Date de la sortie
·
Temps d'activité
3h30 passées dans l'eau

Encanaux

Participants
  • Prénom
    Aloé
  • Prénom
    Mathieu

Pour clôturer l’année 2025 et commencer 2026, Mathieu et moi prévoyons quelques jours de canyon aux alentours de Marseille.
Pour ce premier jour, nous avons choisi les Encanaux, un canyon pas trop engagé pour nous remettre dans le bain. Par contre, je parle de bain mais pas question de se mouiller, il fait trop froid pour enfiler une néoprène !

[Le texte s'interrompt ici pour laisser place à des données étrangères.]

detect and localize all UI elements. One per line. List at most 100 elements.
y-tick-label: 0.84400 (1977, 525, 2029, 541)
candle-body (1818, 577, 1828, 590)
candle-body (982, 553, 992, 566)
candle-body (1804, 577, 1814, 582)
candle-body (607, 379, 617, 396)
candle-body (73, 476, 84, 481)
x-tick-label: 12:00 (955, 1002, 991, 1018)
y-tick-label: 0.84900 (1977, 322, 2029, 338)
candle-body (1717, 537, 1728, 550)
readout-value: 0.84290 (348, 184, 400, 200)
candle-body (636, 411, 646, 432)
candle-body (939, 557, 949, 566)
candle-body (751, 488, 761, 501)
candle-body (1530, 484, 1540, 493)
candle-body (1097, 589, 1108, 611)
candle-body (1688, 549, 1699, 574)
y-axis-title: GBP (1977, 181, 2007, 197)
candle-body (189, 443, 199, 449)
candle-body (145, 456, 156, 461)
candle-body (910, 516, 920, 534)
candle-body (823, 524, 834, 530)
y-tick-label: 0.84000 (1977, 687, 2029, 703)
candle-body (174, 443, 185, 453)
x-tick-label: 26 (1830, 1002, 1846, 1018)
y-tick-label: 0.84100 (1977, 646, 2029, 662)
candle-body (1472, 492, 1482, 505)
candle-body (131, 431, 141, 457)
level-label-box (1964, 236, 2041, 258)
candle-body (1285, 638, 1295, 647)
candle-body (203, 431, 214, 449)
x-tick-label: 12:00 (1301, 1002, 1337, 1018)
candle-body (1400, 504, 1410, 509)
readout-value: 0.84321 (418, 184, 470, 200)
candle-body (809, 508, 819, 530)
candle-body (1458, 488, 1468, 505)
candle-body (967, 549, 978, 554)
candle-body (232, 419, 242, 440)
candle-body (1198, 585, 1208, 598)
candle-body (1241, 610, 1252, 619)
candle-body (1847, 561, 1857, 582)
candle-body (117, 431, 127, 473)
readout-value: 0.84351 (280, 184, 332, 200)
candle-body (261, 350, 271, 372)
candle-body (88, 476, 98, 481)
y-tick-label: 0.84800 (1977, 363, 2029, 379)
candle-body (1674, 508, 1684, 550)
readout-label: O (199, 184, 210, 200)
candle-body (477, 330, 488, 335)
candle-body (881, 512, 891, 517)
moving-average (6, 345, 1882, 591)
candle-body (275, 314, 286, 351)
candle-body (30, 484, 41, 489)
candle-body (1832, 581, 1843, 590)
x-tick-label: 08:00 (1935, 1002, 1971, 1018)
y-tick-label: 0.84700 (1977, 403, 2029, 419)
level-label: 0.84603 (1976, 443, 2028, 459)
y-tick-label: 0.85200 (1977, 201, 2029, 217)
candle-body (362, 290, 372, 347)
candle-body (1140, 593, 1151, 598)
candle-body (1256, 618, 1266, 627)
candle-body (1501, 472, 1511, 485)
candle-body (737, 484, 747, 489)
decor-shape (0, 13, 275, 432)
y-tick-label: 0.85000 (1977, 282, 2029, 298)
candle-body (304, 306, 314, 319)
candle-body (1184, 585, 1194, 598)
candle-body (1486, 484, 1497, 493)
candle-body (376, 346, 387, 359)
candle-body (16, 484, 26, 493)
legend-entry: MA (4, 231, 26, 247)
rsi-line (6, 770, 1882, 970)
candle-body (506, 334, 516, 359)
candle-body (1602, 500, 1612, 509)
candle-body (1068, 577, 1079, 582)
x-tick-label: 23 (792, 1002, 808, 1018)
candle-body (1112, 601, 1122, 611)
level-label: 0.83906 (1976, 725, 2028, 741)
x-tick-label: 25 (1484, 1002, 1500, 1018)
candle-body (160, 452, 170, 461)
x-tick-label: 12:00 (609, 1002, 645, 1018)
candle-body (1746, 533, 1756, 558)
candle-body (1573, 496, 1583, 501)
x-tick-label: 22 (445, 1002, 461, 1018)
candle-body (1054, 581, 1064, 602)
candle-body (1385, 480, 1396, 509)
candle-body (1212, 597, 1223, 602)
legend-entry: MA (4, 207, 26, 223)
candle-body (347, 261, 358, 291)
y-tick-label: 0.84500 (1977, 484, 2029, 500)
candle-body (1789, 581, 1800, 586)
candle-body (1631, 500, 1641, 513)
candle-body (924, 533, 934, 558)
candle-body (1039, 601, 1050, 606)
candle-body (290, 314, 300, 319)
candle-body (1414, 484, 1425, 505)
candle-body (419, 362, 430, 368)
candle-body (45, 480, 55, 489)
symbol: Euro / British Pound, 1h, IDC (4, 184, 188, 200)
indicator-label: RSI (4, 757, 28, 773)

On se rend sur le parking aval dans le village d’Auriol. Le soleil est sorti mais il fait à peine plus de 0°C, on se couvre bien pour affronter le froid.
Au bout de quelques minutes de marche, nous passons sur un pont qui enjambe le ruisseau des Encanaux. Sauf qu’il coule, et pas qu’un peu ! C’est le moment de se poser plein de questions sur la suite de la journée… Heureusement, Mathieu connait un local et utilise donc le joker “appel à un ami”. Celui-ci nous rassure, il y a deux résurgences un peu en amont du pont, mais au-dessus de celles-ci, le lit du ruisseau devrait être absolument sec.
Nous pouvons donc repartir l’esprit (un peu plus) tranquille. La marche d’approche est très belle, une randonnée qui vaut le coup en elle-même. Mais elle monte pas mal, et avec toutes nos couches, on attrape vite chaud ! Heureusement, on croise souvent des zones ombragées où le sol est encore gelé : en moyenne, il fait bon 🥶🥵🥶🥵.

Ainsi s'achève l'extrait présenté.